If you’re sitting down to a family meal, consider olive oil as an alternative to butter for a healthy mash that everyone will love. Use it with the traditional potatoes or sweet potatoes, or consider my favourite healthy mash; carrot and turnip. When the carrots come out of the garden this summer, boil and mash them with some turnips. Add olive oil, balsamic vinegar, and salt to the mix, and everyone will be asking for seconds.
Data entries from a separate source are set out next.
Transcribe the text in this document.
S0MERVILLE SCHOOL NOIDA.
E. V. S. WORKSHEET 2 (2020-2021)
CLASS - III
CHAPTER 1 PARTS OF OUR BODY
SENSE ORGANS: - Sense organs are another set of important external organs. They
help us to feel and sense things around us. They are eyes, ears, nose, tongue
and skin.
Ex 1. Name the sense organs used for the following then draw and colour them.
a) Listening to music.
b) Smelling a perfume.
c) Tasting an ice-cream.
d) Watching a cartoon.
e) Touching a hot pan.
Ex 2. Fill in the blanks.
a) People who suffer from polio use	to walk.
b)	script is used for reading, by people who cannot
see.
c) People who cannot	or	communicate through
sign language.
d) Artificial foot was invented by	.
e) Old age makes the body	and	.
When thinking of healthy eating, pizza night doesn’t usually come to mind. But, with a little bit of extra effort, you can make a healthy at home pizza that will be even more satisfying than the box brought by the delivery man. Use olive oil instead of butter or shortening in your dough, and when it comes to the toppings, go easy on the cheese. Use loads of fresh veggies and sprinkle with olive oil to create a rich-tasting, healthy pizza at home.
As a general rule, when using butter, margarine, or shortening, ask yourself if olive oil may be a good substitute. Simply adding it to already unhealthy meals won’t magically transform them into healthy ones, but remember that small substitutions in your diet can make a big difference.
Now, as with everything else, don’t go on an all-olive-oil-all-the-time diet. Guzzling an extra large bottle of olive oil isn’t going to do you any good. Though it’s full of health benefits, olive oil is also high in calories, so be sure to enjoy it in moderation.
Finally, I’ll leave you with a surprising use for this fantastic oil — cake. This healthier dessert option is as satisfying as it is easy to make. Enjoy.
Molly Daley is a nutritionist and runs the healthy cooking, fitness, and wellness website, Diary of a Formerly Fat Girl. Find her at www.DiaryofaFormerlyFatGirl.com, or follow her on Twitter, @DOAFFG
Molly’s Skinny Lemon Blueberry Olive Oil Cake
three-quarters of a cup extra virgin olive oil
1 large lemon (or lemon juice, if you’re feeling lazy)
half a cup oat flour
half a cup cake flour
4 eggs, separated
three-quarters of a cup Splenda
half a teaspoon salt
1 cup blueberries
Preheat your oven to 350 degrees, and grease a springform pan. Grate your lemon, and whisk together 2 teaspoons of lemon zest with your flour. Set aside. Beat your egg yolks with half cup of Splenda until thick, and then add olive oil and two and a half tablespoons of lemon juice. Carefully add your flour mixture — you don’t want to overmix. Gently add blueberries, and set aside. Now, beat your egg whites with the salt until they begin to foam. Add the remaining Splenda (quarter cup) and continue beating until soft peaks begin to form. This shouldn’t take longer than five minutes, in my experience. Fold your egg white mixture into your yolk mixture. Pour batter into pan, and bake for 45-50 minutes. Let fully cool before serving, and feel free to top with extra blueberries.